Linkin Park's Mike Shinoda Becomes a Mentor for the Grammys

'I’m looking forward to seeing artists whose style I might not be expected to like catch my ear'

Mike Shinoda of Linkin Park
Michael Kovac/Getty Images for Clear Channel
February 9, 2013 1:40 PM ET

Linkin Park's Mike Shinoda is teaming with the Grammys to become a mentor for up-and-coming artists. The emcee recently attended a press conference at the Conga Room in L.A. to announce his role in the new Centerstage project.

As part of his duties, Shinoda will also serve as curator for the Centerstage Powered By Grammy Amplifier program, where he will be heavily involved in selecting the three winning artists who will eventually have a recording session with a Grammy-winning producer. Artists can submit their tracks via SoundCloud and have them heard by a panel that includes Shinoda. The three winners will then get the recording session and hands-on experience with Grammy winners.

Linkin Park's Shinoda Is Fit to Be Tied

Shinoda told Rolling Stone that he is excited to be exposed to different styles of music. "If you follow me on Twitter or on Spotify, I’m always posting new things," he said. "If you go on there right now, you’ll see the variety of music that I’m into. But when it comes to this program, I don’t think it’ll be in any way limited to even that. It’s gonna be bigger than that. I’m looking forward to seeing artists whose style I might not be expected to like catch my ear."

Could an opening act for Linkin Park emerge from this type of process? "Sure," he said, sharing the story of the Polish DJ Czeslaw Sakowski, who won the right to be on album A Thousand Suns by winning the remix contest for "The Catalyst." "We put him on our record," Shinoda said. "That’s the kind of thing that could’ve turned out very badly. All the submissions could’ve sucked, the person could’ve been a nightmare, whatever. A lot of things can go wrong and you have to say in the name of experimenting and the name of innovation you’re gonna put your money where your mouth is and risk it."

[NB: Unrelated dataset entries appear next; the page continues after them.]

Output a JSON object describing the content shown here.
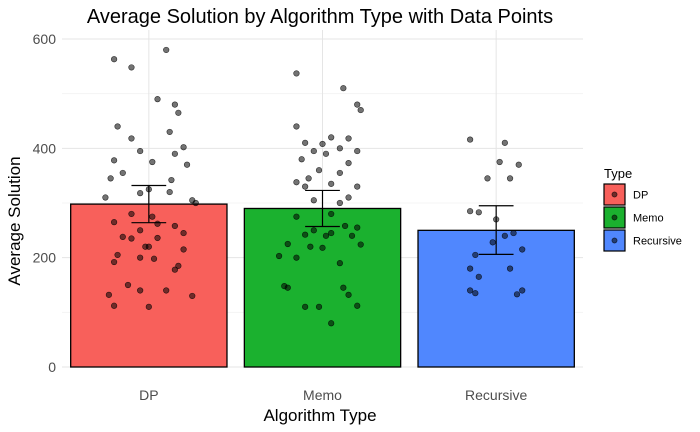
{
  "chart_data": {
    "type": "bar",
    "title": "Average Solution by Algorithm Type with Data Points",
    "xlabel": "Algorithm Type",
    "ylabel": "Average Solution",
    "categories": [
      "DP",
      "Memo",
      "Recursive"
    ],
    "values": [
      298,
      290,
      250
    ],
    "error_bars": [
      {
        "category": "DP",
        "low": 264,
        "high": 332
      },
      {
        "category": "Memo",
        "low": 257,
        "high": 323
      },
      {
        "category": "Recursive",
        "low": 206,
        "high": 295
      }
    ],
    "ylim": [
      0,
      620
    ],
    "yticks": [
      0,
      200,
      400,
      600
    ],
    "grid": true,
    "colors": {
      "DP": "#f8605b",
      "Memo": "#1bb12f",
      "Recursive": "#5087fe"
    },
    "legend": {
      "title": "Type",
      "position": "right",
      "entries": [
        "DP",
        "Memo",
        "Recursive"
      ]
    },
    "points": {
      "DP": [
        {
          "x": -0.2,
          "y": 563
        },
        {
          "x": -0.1,
          "y": 548
        },
        {
          "x": 0.1,
          "y": 580
        },
        {
          "x": 0.05,
          "y": 490
        },
        {
          "x": 0.15,
          "y": 480
        },
        {
          "x": 0.17,
          "y": 465
        },
        {
          "x": -0.18,
          "y": 440
        },
        {
          "x": 0.12,
          "y": 430
        },
        {
          "x": -0.1,
          "y": 418
        },
        {
          "x": 0.2,
          "y": 402
        },
        {
          "x": -0.05,
          "y": 395
        },
        {
          "x": 0.15,
          "y": 390
        },
        {
          "x": -0.2,
          "y": 378
        },
        {
          "x": 0.02,
          "y": 375
        },
        {
          "x": 0.22,
          "y": 370
        },
        {
          "x": -0.15,
          "y": 355
        },
        {
          "x": -0.22,
          "y": 345
        },
        {
          "x": 0.13,
          "y": 342
        },
        {
          "x": 0.0,
          "y": 325
        },
        {
          "x": -0.05,
          "y": 318
        },
        {
          "x": 0.12,
          "y": 320
        },
        {
          "x": -0.25,
          "y": 310
        },
        {
          "x": 0.25,
          "y": 305
        },
        {
          "x": 0.27,
          "y": 300
        },
        {
          "x": -0.1,
          "y": 280
        },
        {
          "x": 0.02,
          "y": 275
        },
        {
          "x": -0.2,
          "y": 265
        },
        {
          "x": 0.05,
          "y": 262
        },
        {
          "x": 0.15,
          "y": 258
        },
        {
          "x": -0.05,
          "y": 250
        },
        {
          "x": 0.2,
          "y": 245
        },
        {
          "x": -0.15,
          "y": 238
        },
        {
          "x": 0.05,
          "y": 236
        },
        {
          "x": -0.1,
          "y": 235
        },
        {
          "x": -0.02,
          "y": 220
        },
        {
          "x": 0.0,
          "y": 220
        },
        {
          "x": 0.2,
          "y": 215
        },
        {
          "x": -0.18,
          "y": 205
        },
        {
          "x": -0.05,
          "y": 200
        },
        {
          "x": 0.03,
          "y": 198
        },
        {
          "x": -0.2,
          "y": 192
        },
        {
          "x": 0.17,
          "y": 185
        },
        {
          "x": 0.15,
          "y": 178
        },
        {
          "x": -0.12,
          "y": 150
        },
        {
          "x": -0.05,
          "y": 140
        },
        {
          "x": 0.1,
          "y": 140
        },
        {
          "x": 0.25,
          "y": 130
        },
        {
          "x": -0.23,
          "y": 132
        },
        {
          "x": -0.2,
          "y": 112
        },
        {
          "x": 0.0,
          "y": 110
        }
      ],
      "Memo": [
        {
          "x": -0.15,
          "y": 537
        },
        {
          "x": 0.12,
          "y": 510
        },
        {
          "x": 0.2,
          "y": 480
        },
        {
          "x": 0.22,
          "y": 470
        },
        {
          "x": -0.15,
          "y": 440
        },
        {
          "x": 0.05,
          "y": 420
        },
        {
          "x": 0.15,
          "y": 418
        },
        {
          "x": -0.1,
          "y": 410
        },
        {
          "x": 0.0,
          "y": 408
        },
        {
          "x": 0.1,
          "y": 400
        },
        {
          "x": -0.05,
          "y": 395
        },
        {
          "x": 0.2,
          "y": 395
        },
        {
          "x": 0.02,
          "y": 390
        },
        {
          "x": -0.12,
          "y": 380
        },
        {
          "x": 0.15,
          "y": 373
        },
        {
          "x": -0.02,
          "y": 360
        },
        {
          "x": 0.1,
          "y": 355
        },
        {
          "x": -0.08,
          "y": 345
        },
        {
          "x": -0.15,
          "y": 338
        },
        {
          "x": 0.05,
          "y": 335
        },
        {
          "x": -0.1,
          "y": 330
        },
        {
          "x": 0.2,
          "y": 330
        },
        {
          "x": 0.15,
          "y": 310
        },
        {
          "x": -0.05,
          "y": 305
        },
        {
          "x": 0.1,
          "y": 300
        },
        {
          "x": 0.05,
          "y": 280
        },
        {
          "x": -0.15,
          "y": 275
        },
        {
          "x": 0.13,
          "y": 258
        },
        {
          "x": 0.2,
          "y": 255
        },
        {
          "x": -0.05,
          "y": 250
        },
        {
          "x": -0.1,
          "y": 242
        },
        {
          "x": 0.02,
          "y": 240
        },
        {
          "x": 0.05,
          "y": 245
        },
        {
          "x": 0.17,
          "y": 240
        },
        {
          "x": -0.2,
          "y": 225
        },
        {
          "x": 0.22,
          "y": 224
        },
        {
          "x": -0.07,
          "y": 220
        },
        {
          "x": 0.0,
          "y": 218
        },
        {
          "x": -0.25,
          "y": 203
        },
        {
          "x": -0.15,
          "y": 200
        },
        {
          "x": 0.1,
          "y": 190
        },
        {
          "x": -0.22,
          "y": 148
        },
        {
          "x": -0.2,
          "y": 145
        },
        {
          "x": 0.12,
          "y": 145
        },
        {
          "x": 0.15,
          "y": 132
        },
        {
          "x": -0.1,
          "y": 110
        },
        {
          "x": -0.02,
          "y": 110
        },
        {
          "x": 0.2,
          "y": 112
        },
        {
          "x": 0.05,
          "y": 80
        }
      ],
      "Recursive": [
        {
          "x": -0.15,
          "y": 416
        },
        {
          "x": 0.05,
          "y": 410
        },
        {
          "x": 0.02,
          "y": 375
        },
        {
          "x": 0.13,
          "y": 370
        },
        {
          "x": -0.05,
          "y": 345
        },
        {
          "x": 0.08,
          "y": 345
        },
        {
          "x": -0.15,
          "y": 285
        },
        {
          "x": -0.1,
          "y": 283
        },
        {
          "x": 0.0,
          "y": 270
        },
        {
          "x": 0.1,
          "y": 245
        },
        {
          "x": 0.05,
          "y": 240
        },
        {
          "x": -0.02,
          "y": 228
        },
        {
          "x": 0.15,
          "y": 215
        },
        {
          "x": -0.12,
          "y": 205
        },
        {
          "x": -0.15,
          "y": 180
        },
        {
          "x": 0.08,
          "y": 180
        },
        {
          "x": -0.1,
          "y": 165
        },
        {
          "x": 0.15,
          "y": 140
        },
        {
          "x": -0.15,
          "y": 140
        },
        {
          "x": -0.12,
          "y": 135
        },
        {
          "x": 0.12,
          "y": 133
        }
      ]
    }
  }
}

Right now, after a heavy cycle of making music that saw three albums in five years and major tours for every album, Linkin Park are exploring other areas of innovation. "We’ve kind of added some areas of focus rather than just thinking about things like touring and records," he said. "We’ve kind of carved out some space for other projects because our interests have always been very broad, and by devoting some time to those things it stops any and all of us from feeling like we have this pent up desire to dive into other things. We got a handful of other things in the pipeline as well."